Learn how to be a shadow man. Be as invisible as possible while you’re learning your trade. Soon you’ll know that you should reserve your opinion of who’s good and who’s not until you’ve been his shipmate for 6 months. In reflection, after your 1st underway period, you’ll realize the folks you thought were neat at first, by the end of the voyage, will have lost their luster and the folks you were luke warm to initially, became better friends as time progressed. A skill you will acquire by osmosis will be how to interact with others in a small space over a long period of time. Even though you did not cover it in school you’ll figure out things like, on your 1st night in port, go ahead and give the guy running into the head the right of way. You’ll learn that no matter what the guys “swear” they’ve seen or overheard, if the Capt. let’s you dance with his wife don’t try to slip her the tounge. You’ll learn, with no one teaching you, not to ask the 1/Eng’r. why you have to always make the coffee when you “rule” over the wiper.

As your career progresses, your responsibilities will increase as will the knowledge you’ll need to be successful in your new position. You will have many bosses on your way up. Each man will have you making mental notes on what leadership that man possessed to get things done efficiently; what he did to muster unsolicited respect and how necessary it is for the C/Eng’r. to manage the ship’s hotel services, the propulsion of the ship, maintaining cargo quality (reefer,electric) insuring personnel accountability and financial responsibility so that, as a department head, along with the other departments not only makes himself irreplaceable but key to the proper management of the ship that the owners demand, and are insured compliance by, the Master’s direction, suggestions and when necessary, advice. Neither the Master or the C/Eng’r should keep score. They have been chosen, not only for their skills and knowledge but for their ability to cooperate while doing what’s necessary to deliver cargo. It’s never a question of who “rules”. I will let you in on a conclusion it took me many years at which to arrive. Companies don’t really care if you run a 4.0 or a 3.0 ship. You’re there so they don’t get phone calls. You’re there so that owning that ship and delivering cargo, for them, is as easy as possible. You can see now that ruling, controlling and intimidation are mindsets that guarantee unsuccessful operations, overly cumbersome meeting of deadlines and the final nail in career ending, too much financial investment to complete taskings. Department heads are completely aware of the inter departmental cooperation they, by their personal investment insure. The C/Eng’r like the Master have singular, non transferable, unique responsibility to each other and the ship. Occasionally, the Master breaks ties, conveys changes to previous directives issued by the owner and by way of the Master’s respect for the C/Eng’rs exposure, might express a solution to an awkward situation the C/Eng’r may have chosen not to follow or thought of at all. Conflict resolution is not “ruling”.

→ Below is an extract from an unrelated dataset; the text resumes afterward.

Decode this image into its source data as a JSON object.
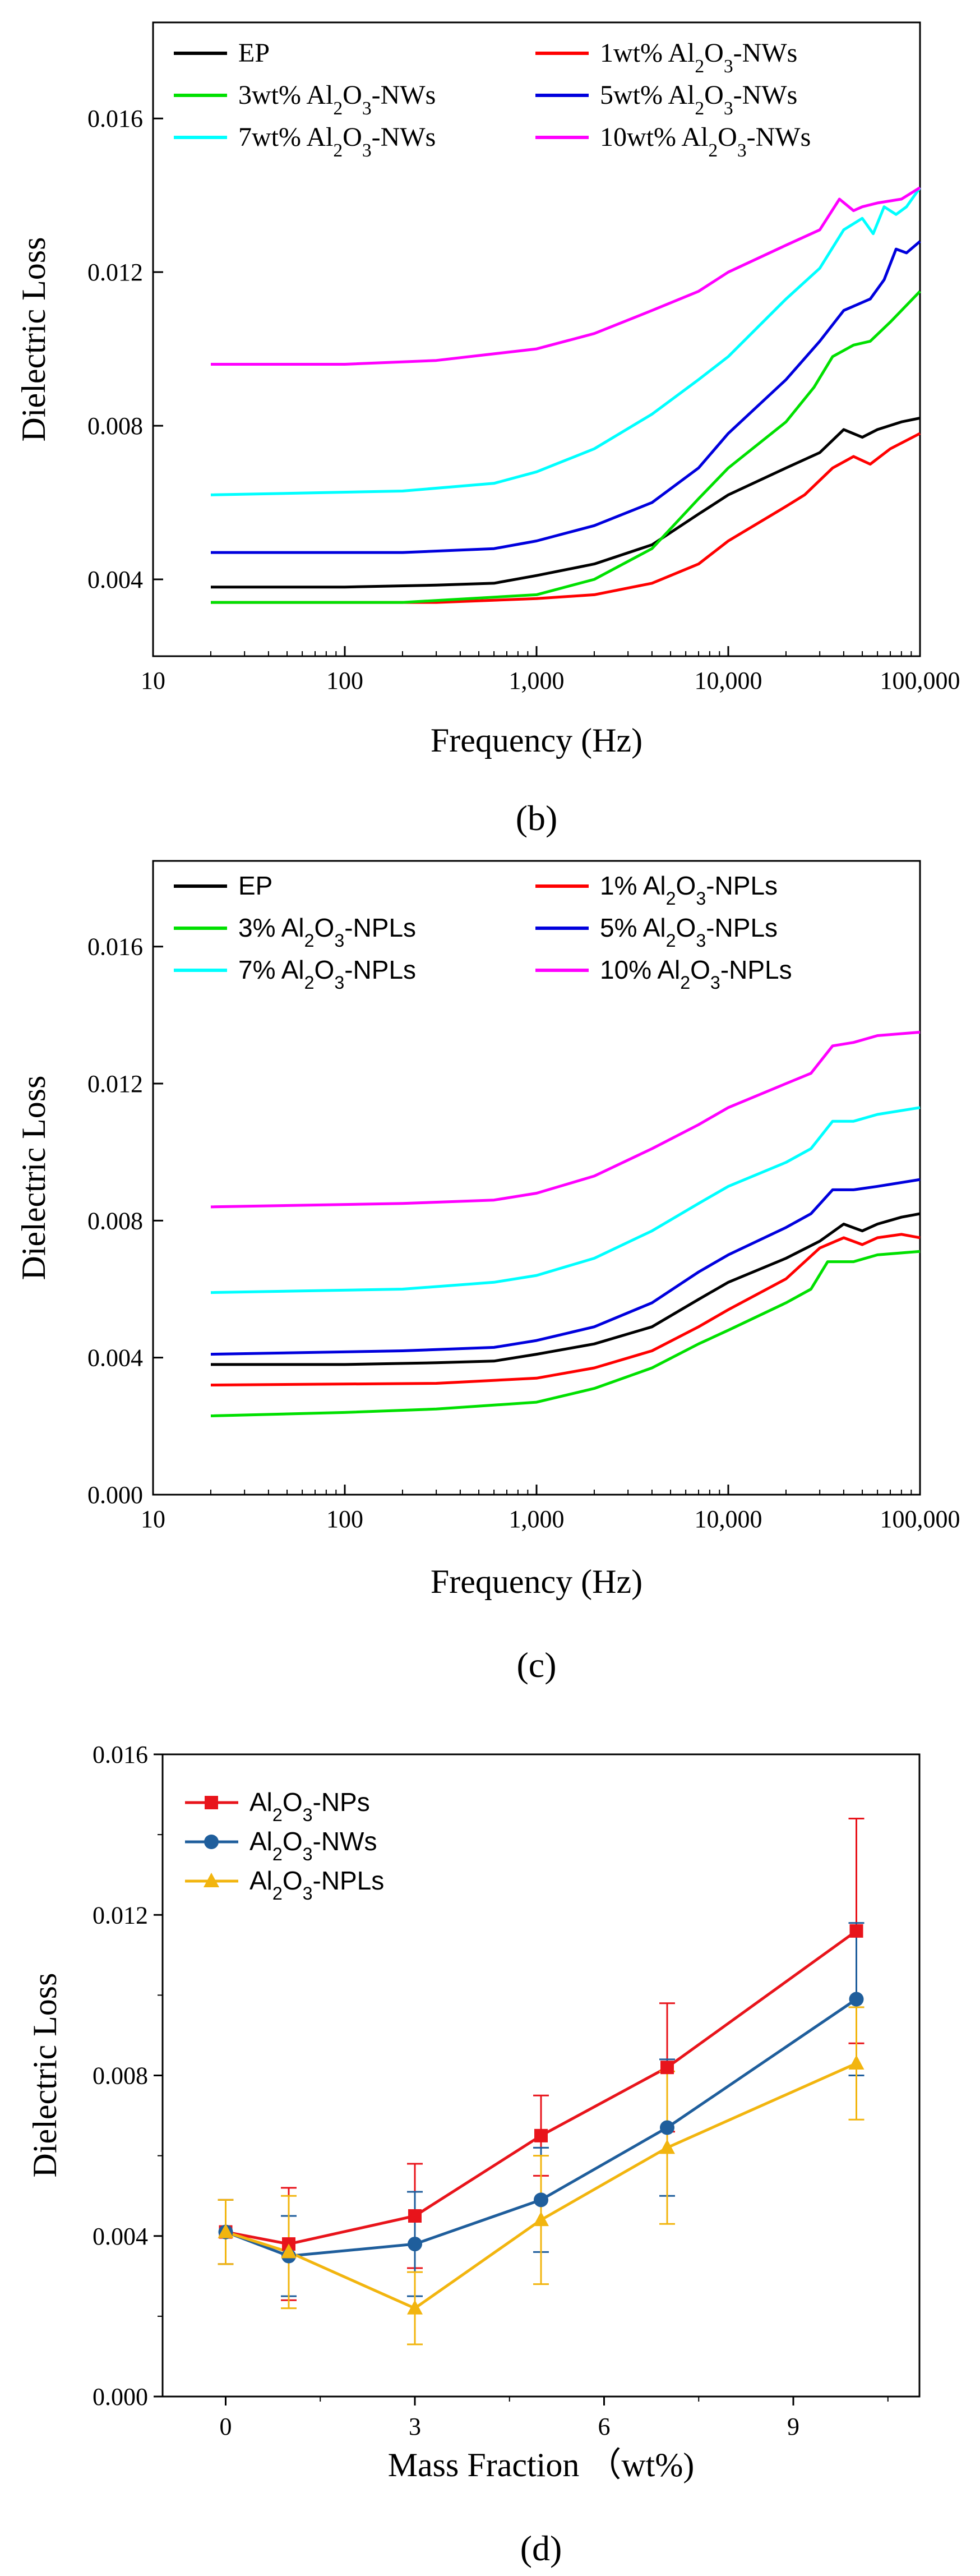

As a cadet, you should only hope the Master signs your discharge with the right sea days, pays you without error and gets you to the airport on time. If the C/Eng’r gives you a good recommendation to go back to school with, as far as you are concerned they both rule.

You can ask your question in any waterfront bar, anywhere. You’ll be amazed at how much first hand knowledge and experience even the butter cutters have and are willing to share with you on the sensitivities of marine leadership that they would gladly share with the ship owners the very next time they have overlapping tee times in Dubai.[/QUOTE]

You are totally right. I am sorry for my poor choose of words, I guess the fact that english is my second language and that I was asking this question around the 3am or so, led me to use the wrong word.

In fact, I didn’t meant “Rule”, actually I wanted to know more about the relationship between the Chief Engineer and the Master. As well as who is in charge of what more specifically even if I alredy have a little knowledge about this, but I wanted to know more about some of your sea life experience. I am also thankful for your answer as well as the answer of anyone who has been so kind to answer me and also to point out my words-mistake so that I could correct myself.